Filmmaker: What made you decide to shoot in your family home? Did it feel strange at all?
Ledes: My parents had lived there for over 50 years. There were moments when I made choices about where to put the camera based on experiences from when I was a small boy living in that same house or playing on the surrounding property. Honestly, filming felt like going deep into a cave with a torch and being scared but driven by what I was seeing and experiencing — including the great amount of humor. I operated one of the cameras — first time I’d ever done that.
Filmmaker: You shot the film in sequence – was that your plan from the outset?
Ledes: Once I had decided to make the film using an improvisational approach, I went back and reviewed the work of great directors identified with an improvisational approach… Robert Altman, John Cassavetes, Lars Von Trier, and Mike Leigh being chief among them. Each gives a unique meaning to “improvisation.” Altman always strove to shoot in sequence and I now realize what an incredible difference it makes. It gives the actors and all the creative keys an opportunity to build new ideas into the film as they work. Also, the actors get to build the arc of the film in the process of shooting. It was a revelation for me to work this way.
Filmmaker: To what extent are Melamed’s filmmaker and Gould’s Fred actually based on you and your father?

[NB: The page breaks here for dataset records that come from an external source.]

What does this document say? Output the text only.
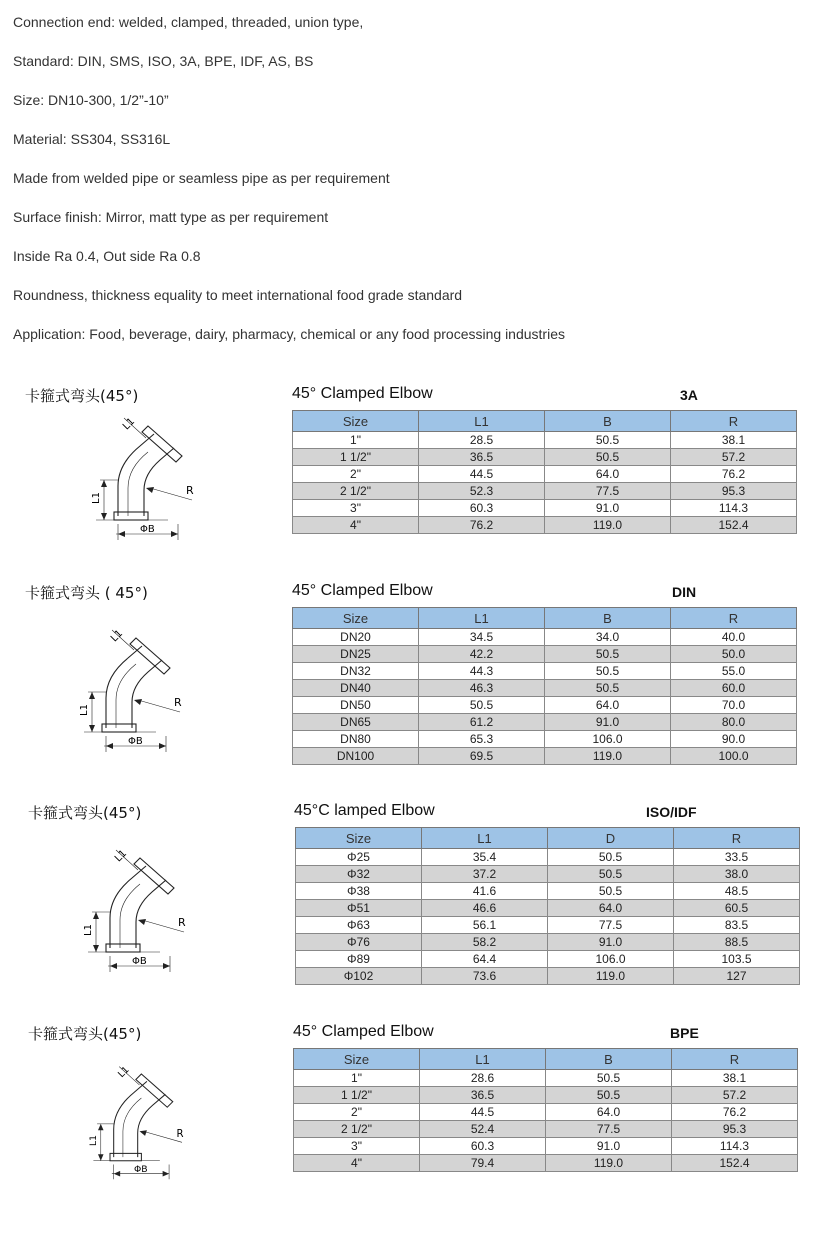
Connection end: welded, clamped, threaded, union type,
Standard: DIN, SMS, ISO, 3A, BPE, IDF, AS, BS
Size: DN10-300, 1/2”-10”
Material: SS304, SS316L
Made from welded pipe or seamless pipe as per requirement
Surface finish: Mirror, matt type as per requirement
Inside Ra 0.4, Out side Ra 0.8
Roundness, thickness equality to meet international food grade standard
Application: Food, beverage, dairy, pharmacy, chemical or any food processing industries
卡箍式弯头(45°)	45° Clamped Elbow	3A
卡箍式弯头 ( 45°)	45° Clamped Elbow	DIN
卡箍式弯头(45°)	45°C lamped Elbow	ISO/IDF
卡箍式弯头(45°)	45° Clamped Elbow	BPE
L1
L1
R
ΦB
L1
L1
R
ΦB
L1
L1
R
ΦB
L1
L1
R
ΦB
Size	L1	B	R
1"	28.5	50.5	38.1
1 1/2"	36.5	50.5	57.2
2"	44.5	64.0	76.2
2 1/2"	52.3	77.5	95.3
3"	60.3	91.0	114.3
4"	76.2	119.0	152.4
Size	L1	B	R
DN20	34.5	34.0	40.0
DN25	42.2	50.5	50.0
DN32	44.3	50.5	55.0
DN40	46.3	50.5	60.0
DN50	50.5	64.0	70.0
DN65	61.2	91.0	80.0
DN80	65.3	106.0	90.0
DN100	69.5	119.0	100.0
Size	L1	D	R
Φ25	35.4	50.5	33.5
Φ32	37.2	50.5	38.0
Φ38	41.6	50.5	48.5
Φ51	46.6	64.0	60.5
Φ63	56.1	77.5	83.5
Φ76	58.2	91.0	88.5
Φ89	64.4	106.0	103.5
Φ102	73.6	119.0	127
Size	L1	B	R
1"	28.6	50.5	38.1
1 1/2"	36.5	50.5	57.2
2"	44.5	64.0	76.2
2 1/2"	52.4	77.5	95.3
3"	60.3	91.0	114.3
4"	79.4	119.0	152.4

Ledes: I would say my father served as an inspiration for the character of Fred but I never stopped Elliott and said, “No, you’ve got it wrong.” The characters are made up. Fred Melamed and I had known each other at college many years before, had subsequently lost track of each other, and then were reunited in the making of this film. It was a great joy for me to work with him. The [filmmaker] character’s concerns about the digital and economic transformation of filmmaking reflect my own, but otherwise the character is a fictional creation. The film is a loving portrait of a family but escapes from being maudlin partially because the character of the filmmaker is a bit of a schmuck. This adds humor. Whereas I, of course, in real life am a wonderful person and never laughable.